Thursday, April 10, 2014

Continuous releases are a way forward even without automation

Tomorrow is a scheduled release day for one of my products. The scheduled release day approaching creates interesting behaviors: a product management team member requested for no testing today, or the release might be postponed. It feels easier not to know of problems.

Coincidentally, tomorrow is also a release day for the other one of my products. It wasn't scheduled, but as we work with completing a feature at a time, it just got completed so tomorrow it will go out.

The same day as release day left me thinking about the two different approaches, and how much of a difference there can be with one relatively simple change. The first team uses Scrum and sprints with a scheduled release, the second team uses Kanban and releases whenever features are ready, with emphasis on making the features smaller to flow through more fluently. Neither one of the teams has test automation to a relevant degree.

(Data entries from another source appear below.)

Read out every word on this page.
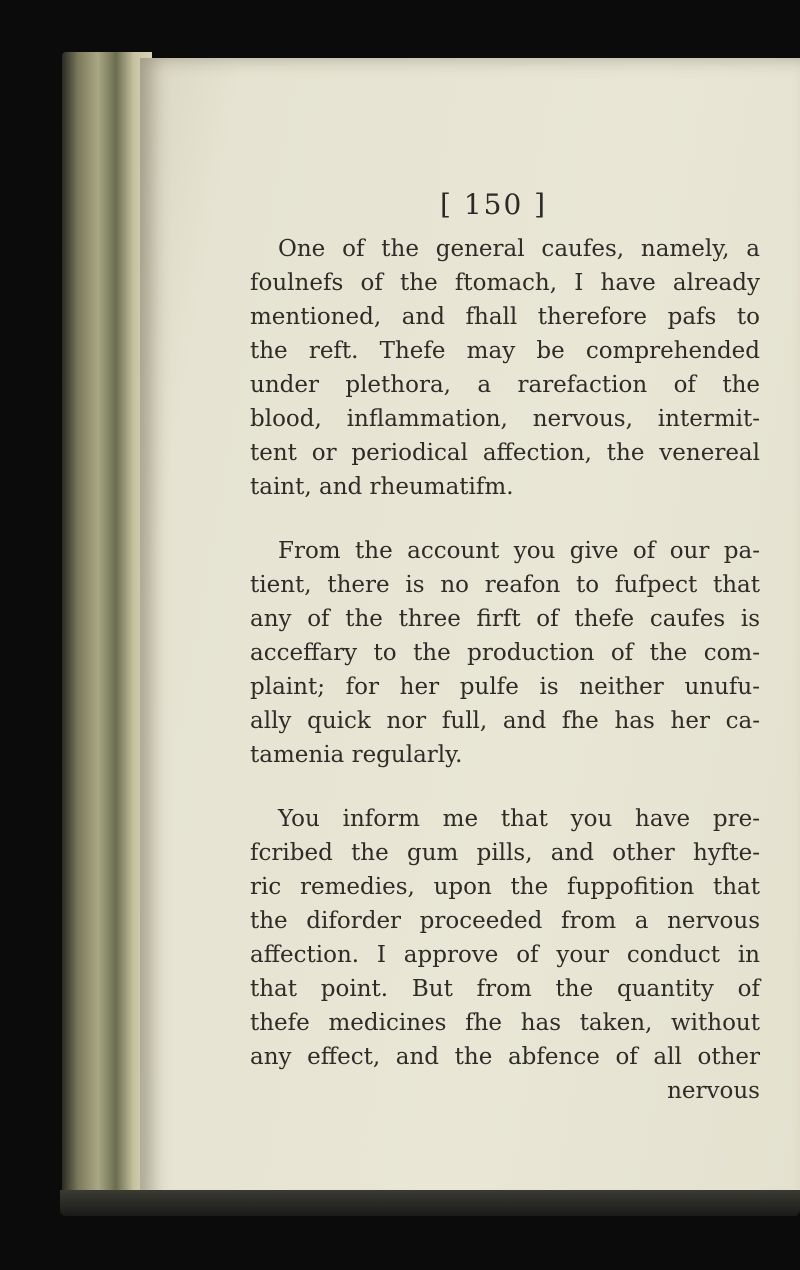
[ 150 ]
One of the general caufes, namely, a
foulnefs of the ftomach, I have already
mentioned, and fhall therefore pafs to
the reft. Thefe may be comprehended
under plethora, a rarefaction of the
blood, inflammation, nervous, intermit-
tent or periodical affection, the venereal
taint, and rheumatifm.
From the account you give of our pa-
tient, there is no reafon to fufpect that
any of the three firft of thefe caufes is
acceffary to the production of the com-
plaint; for her pulfe is neither unufu-
ally quick nor full, and fhe has her ca-
tamenia regularly.
You inform me that you have pre-
fcribed the gum pills, and other hyfte-
ric remedies, upon the fuppofition that
the diforder proceeded from a nervous
affection. I approve of your conduct in
that point. But from the quantity of
thefe medicines fhe has taken, without
any effect, and the abfence of all other
nervous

The first team completes development on main, and does fixing after the sprint in a branch, while already working on the next release. The test-fix tail is scheduled to be about two weeks and yet always runs out of time postponing fixing. There's a lot of changes all around, and no change to test those within the schedule. Every day close to two weeks we just hope the testing does not find anything on time, to make the release - still realizing that testing was not done.

The second team completes development on a branch, and tests and fix with focus on time through the process. When development (and testing and fixing) are complete, the feature is merged to main and a bit of final testing is done. We measure the times in different stages and realize test automation would make us faster, and schedule a piece of automation as the feature to complete every now and then. The second team was like the first team just less than a month ago. It's amazing how big a difference that makes.

I love the fact that I can test with the second team continuously. The approach allows us to create a steady flow of features, whereas the sprint-type of model drove us into starting things that we barely completed - leaving most of the testing and fixing for later.

I see two other things that could have helped us:
  1. Learning to build small things of value -- this is still on the list, but is making much slower progress than I would hope to see
  2. Automating testing to a degree where the testing tail will be much much smaller -- which seems still hard to arrange enough time for, with all the legacy (testless) implementation
We tried both before going for "continuous (manual) deployment". Now to remove some of the manual work, one item at a time.